MA: So your father ran a hotel, is that right?

SE: Uh-huh.

MA: Around when did he acquire this hotel?

SE: In 1932, I think it was.

MA: So you were thirteen?

SE: Yeah, getting ready to go to high school, yeah.

MA: And what was the name of the hotel?

SE: U.S. Hotel there on Maynard, between Jackson and Main, across from the chamber of commerce.

MA: Oh, so right in the...

SE: Yeah, near Tokyo Cafe, in that area.

MA: And can you describe the hotel? What did it look like on the inside? How big was it, how many rooms?

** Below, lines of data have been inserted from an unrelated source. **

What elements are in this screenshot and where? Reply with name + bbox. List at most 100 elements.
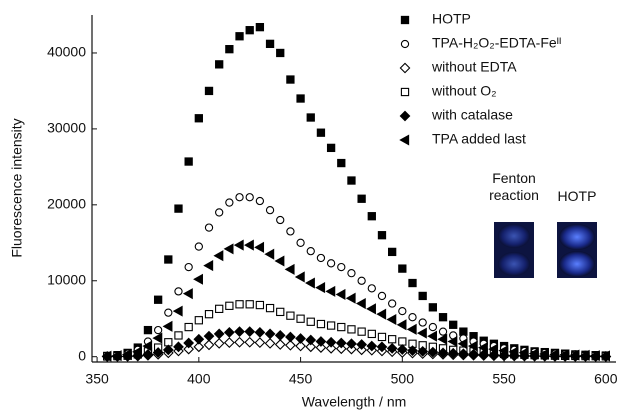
- data-point: [408, 313, 417, 322]
- data-point: [305, 334, 317, 346]
- data-point: [458, 348, 469, 360]
- data-point: [244, 336, 256, 348]
- data-point: [355, 297, 366, 310]
- data-point: [223, 337, 235, 349]
- data-point: [276, 215, 285, 225]
- data-point: [478, 342, 488, 354]
- data-point: [121, 349, 132, 361]
- data-point: [285, 331, 296, 343]
- data-point: [101, 350, 112, 362]
- legend-marker: [400, 87, 410, 97]
- data-point: [274, 330, 286, 341]
- data-point: [225, 198, 234, 207]
- data-point: [498, 345, 509, 357]
- data-point: [254, 241, 265, 253]
- data-point: [286, 75, 295, 84]
- data-point: [416, 327, 427, 339]
- legend-marker: [399, 62, 411, 74]
- y-tick-label: 40000: [47, 44, 86, 60]
- data-point: [459, 327, 468, 336]
- data-point: [438, 313, 448, 322]
- data-point: [204, 223, 214, 232]
- data-point: [194, 316, 203, 325]
- data-point: [245, 300, 254, 309]
- data-point: [162, 344, 174, 356]
- data-point: [457, 338, 468, 350]
- data-point: [398, 306, 407, 316]
- data-point: [182, 288, 193, 300]
- data-point: [203, 330, 215, 342]
- data-point: [437, 347, 449, 359]
- data-point: [164, 308, 173, 317]
- data-point: [325, 342, 337, 354]
- data-point: [284, 263, 295, 275]
- data-point: [386, 342, 398, 354]
- legend-label: TPA-H₂O₂-EDTA-Feᴵᴵ: [432, 35, 561, 51]
- data-point: [152, 332, 163, 344]
- data-point: [255, 196, 265, 206]
- data-point: [377, 332, 387, 342]
- data-point: [235, 193, 244, 202]
- data-point: [132, 346, 142, 358]
- data-point: [388, 299, 397, 308]
- data-point: [264, 338, 276, 349]
- x-tick-label: 600: [594, 371, 618, 387]
- legend-marker: [400, 15, 410, 25]
- data-point: [335, 288, 346, 300]
- data-point: [254, 337, 266, 349]
- x-tick-label: 350: [85, 371, 109, 387]
- data-point: [264, 248, 275, 260]
- data-point: [234, 326, 245, 338]
- legend-label: without EDTA: [431, 59, 517, 75]
- data-point: [215, 208, 224, 217]
- data-point: [184, 262, 193, 272]
- data-point: [143, 325, 153, 335]
- data-point: [174, 331, 183, 340]
- data-point: [296, 238, 305, 247]
- data-point: [326, 321, 336, 330]
- data-point: [183, 337, 195, 349]
- data-point: [315, 342, 327, 353]
- data-point: [203, 260, 214, 272]
- data-point: [398, 337, 407, 346]
- data-point: [264, 328, 276, 340]
- data-point: [193, 333, 205, 345]
- data-point: [244, 326, 256, 338]
- data-point: [367, 284, 376, 293]
- data-point: [437, 333, 448, 345]
- data-point: [194, 114, 203, 123]
- x-tick-label: 450: [289, 371, 313, 387]
- x-tick-label: 500: [391, 371, 415, 387]
- data-point: [194, 242, 203, 251]
- data-point: [274, 339, 286, 350]
- data-point: [337, 322, 346, 332]
- data-point: [315, 282, 326, 294]
- data-point: [478, 349, 490, 361]
- data-point: [386, 313, 397, 326]
- data-point: [345, 292, 356, 304]
- data-point: [367, 212, 376, 221]
- data-point: [438, 327, 448, 336]
- data-point: [305, 277, 315, 289]
- data-point: [152, 347, 164, 358]
- data-point: [447, 347, 459, 359]
- data-point: [347, 325, 356, 334]
- data-point: [286, 227, 295, 236]
- data-point: [223, 243, 234, 255]
- data-point: [396, 319, 407, 331]
- data-point: [376, 308, 387, 320]
- data-point: [325, 285, 336, 297]
- data-point: [528, 347, 539, 360]
- data-point: [315, 336, 327, 347]
- data-point: [316, 128, 326, 137]
- data-point: [276, 307, 285, 317]
- data-point: [296, 314, 305, 323]
- data-point: [326, 259, 336, 268]
- data-point: [255, 22, 265, 32]
- data-point: [174, 204, 183, 213]
- data-point: [579, 349, 590, 361]
- data-point: [518, 347, 529, 359]
- data-point: [153, 325, 163, 335]
- data-point: [276, 48, 285, 58]
- data-point: [366, 340, 378, 352]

SE: It had a total of... we thought it was hundred rooms. You know, when Dad was in, always was in real estate, and that was one of the buildings that he helped in the building of it at the... way back, I don't know when it was. And so when the man that was running it was afraid that there was going to be a Japanese-Manchurian war, he left the United States and went back to Japan, and he thought he owed a lot of money, he owed the laundry and I think the oil company that furnished the... so Dad assumed the bill, the debt, and so he didn't have any cash transaction, he just assumed the debts.

MA: I see. So he took it over from his friend who left to go back to Japan.

SE: Uh-huh.

MA: And how big was the hotel?

SE: It's got a hundred rooms. You know, right downtown there, across from the chamber of commerce, it's right there. It's still called, it still has the sign U.S. Hotel, however, it's apartments, now.

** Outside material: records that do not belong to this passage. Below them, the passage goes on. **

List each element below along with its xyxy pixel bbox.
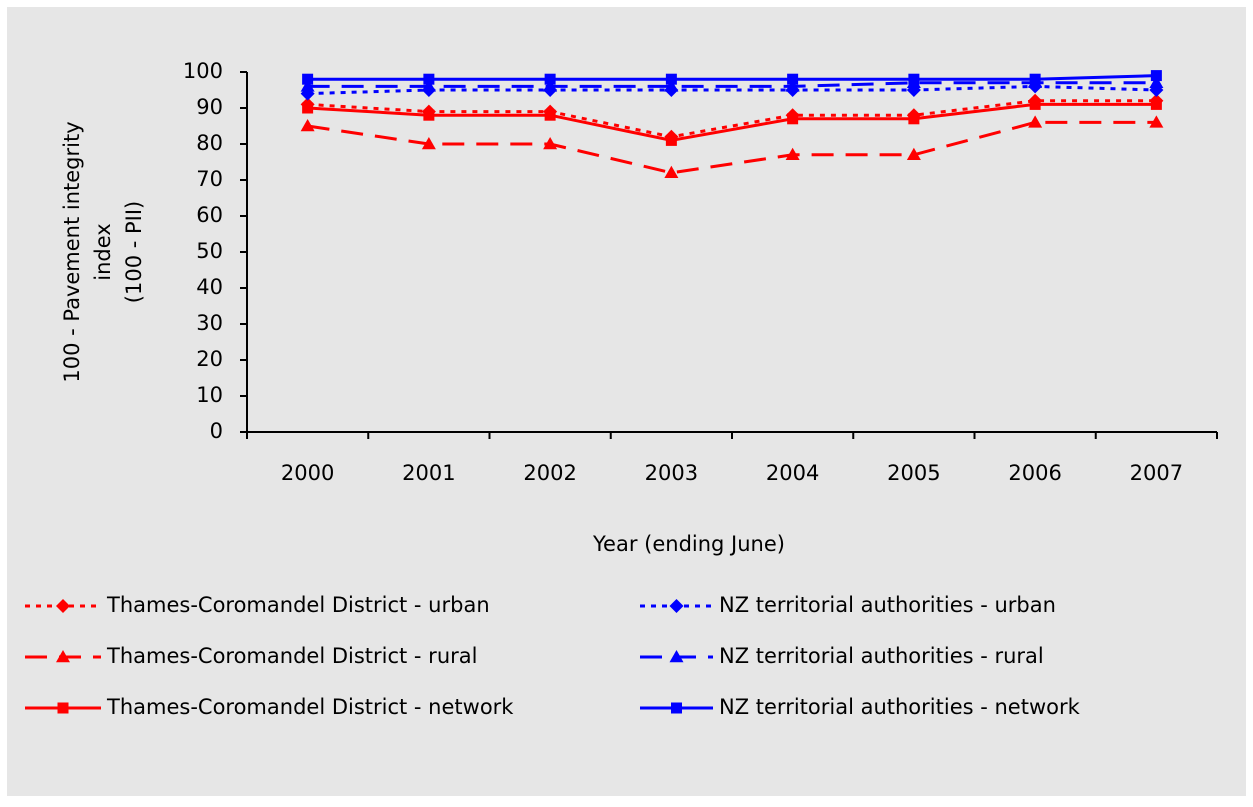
data-point [665,73,677,85]
data-point [421,79,436,92]
legend-marker [669,650,684,663]
series-line [307,84,1157,96]
y-tick-label: 40 [196,275,223,299]
data-point [785,79,800,92]
data-point [300,79,315,92]
data-point [664,165,679,179]
legend-marker [56,599,70,613]
x-axis-label: Year (ending June) [592,532,785,556]
data-point [302,102,314,114]
data-point [906,147,921,161]
data-point [1029,98,1041,110]
y-tick-label: 20 [196,347,223,371]
data-point [908,73,920,85]
legend-label: Thames-Coromandel District - urban [106,593,490,617]
data-point [423,109,435,121]
data-point [300,119,315,132]
legend-marker [671,702,682,714]
y-tick-label: 0 [210,419,223,443]
data-point [1150,98,1162,110]
legend-label: NZ territorial authorities - rural [719,644,1044,668]
legend-label: NZ territorial authorities - network [719,695,1081,719]
data-point [908,113,920,125]
y-tick-label: 70 [196,167,223,191]
data-point [543,79,558,92]
x-tick-label: 2002 [523,461,576,485]
legend-label: NZ territorial authorities - urban [719,593,1056,617]
x-tick-label: 2004 [766,461,819,485]
legend-label: Thames-Coromandel District - network [106,695,514,719]
x-tick-label: 2005 [887,461,940,485]
data-point [421,137,436,150]
series-line [307,74,1157,81]
data-point [544,109,556,121]
chart-background [7,7,1246,796]
series-line [307,120,1157,175]
data-point [544,73,556,85]
data-point [1150,70,1162,82]
data-point [1149,115,1164,128]
data-point [787,113,799,125]
data-point [1028,115,1043,128]
data-point [543,137,558,150]
data-point [785,147,800,161]
data-point [423,73,435,85]
y-tick-label: 80 [196,131,223,155]
data-point [665,134,677,146]
series-line [307,102,1157,142]
y-tick-label: 50 [196,239,223,263]
y-axis-label: index [91,223,115,280]
x-tick-label: 2003 [645,461,698,485]
y-tick-label: 60 [196,203,223,227]
x-tick-label: 2001 [402,461,455,485]
y-tick-label: 10 [196,383,223,407]
data-point [787,73,799,85]
data-point [1029,73,1041,85]
y-axis-label-group: 100 - Pavement integrity index (100 - PII) [60,121,146,382]
x-tick-label: 2006 [1008,461,1061,485]
legend-marker [56,650,70,663]
legend-label: Thames-Coromandel District - rural [106,644,477,668]
y-tick-label: 100 [183,59,223,83]
legend-marker [669,599,684,613]
y-tick-label: 30 [196,311,223,335]
series-line [307,81,1157,88]
x-tick-label: 2000 [281,461,334,485]
x-tick-label: 2007 [1130,461,1183,485]
legend-marker [57,702,69,714]
y-tick-label: 90 [196,95,223,119]
data-point [302,73,314,85]
y-axis-label: 100 - Pavement integrity [60,121,84,382]
y-axis-label: (100 - PII) [122,201,146,303]
data-point [664,79,679,92]
data-point [1149,75,1164,89]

MA: And what, how much did your father charge for, like, one night accommodation?

SE: Rooms that were on the insides were fifty cents, and seventy-five cents a night for the outside rooms. And the clients were mostly train porters and train waiters, both waiters and porters, and so they were all blacks, but they were very clean and orderly, because, because of the type of jobs they had. So they weren't like the blacks that were around on the streets in Seattle.

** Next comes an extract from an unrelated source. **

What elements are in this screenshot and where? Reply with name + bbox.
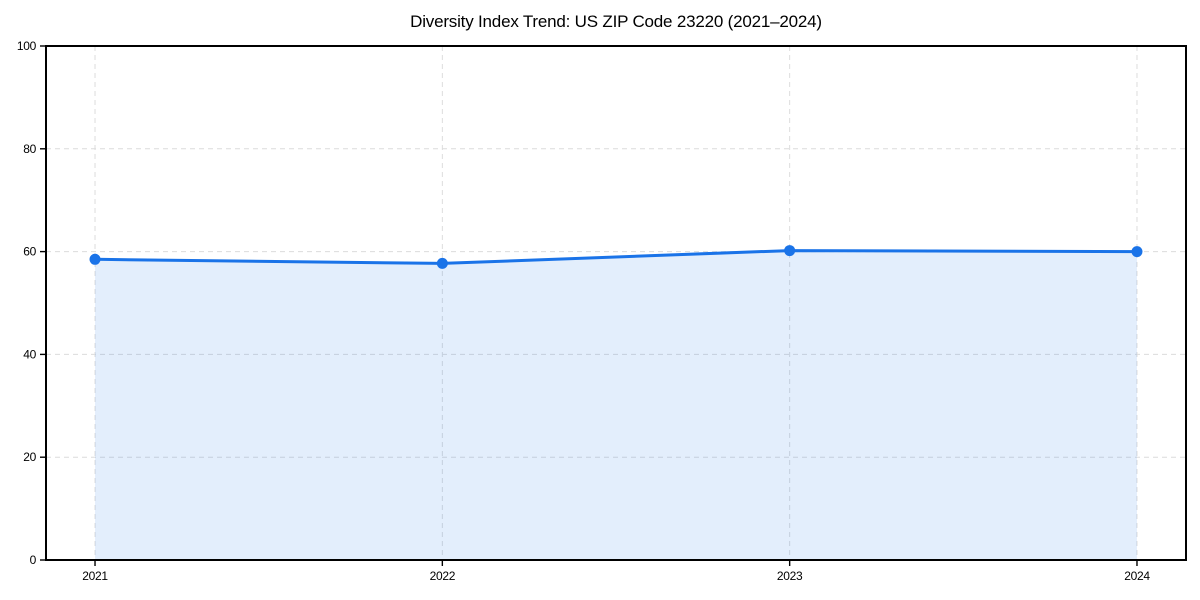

MA: Around the hotel area?

SE: Well, generally on the streets. Because at the hotel, I think the hotel to the north of us was a Japanese-owned hotel, but I don't know if they did have very many overnighters, people that stayed by the month.

MA: So the porters and people that stayed in your father's hotel, in the U.S. Hotel, they weren't from Seattle?

SE: No.

MA: So they were, like, stopping over to rest?

SE: Uh-huh. Mostly from the Midwest or California, Los Angeles.

MA: What were the interactions like between, I mean, these African American porters and then your family and then the other Japanese residents?

SE: Oh, I don't know. Accepted, you know. They called Dad "Papa-san" and Mother "Mama-san."

MA: So it was pretty common, then, for, like, a Japanese-operated hotel to have a bunch of different types of ethnic groups in the, staying in the hotel?

SE: Yes. But because it was mainly train porters and waiters, it was mostly blacks and then a few Japanese lived there regularly, you know. There was a Japanese lady and her husband that lived there, that she had a beauty shop on Jackson Street, and she lived there and so did one of her girls that did the hair, she lived at our hotel.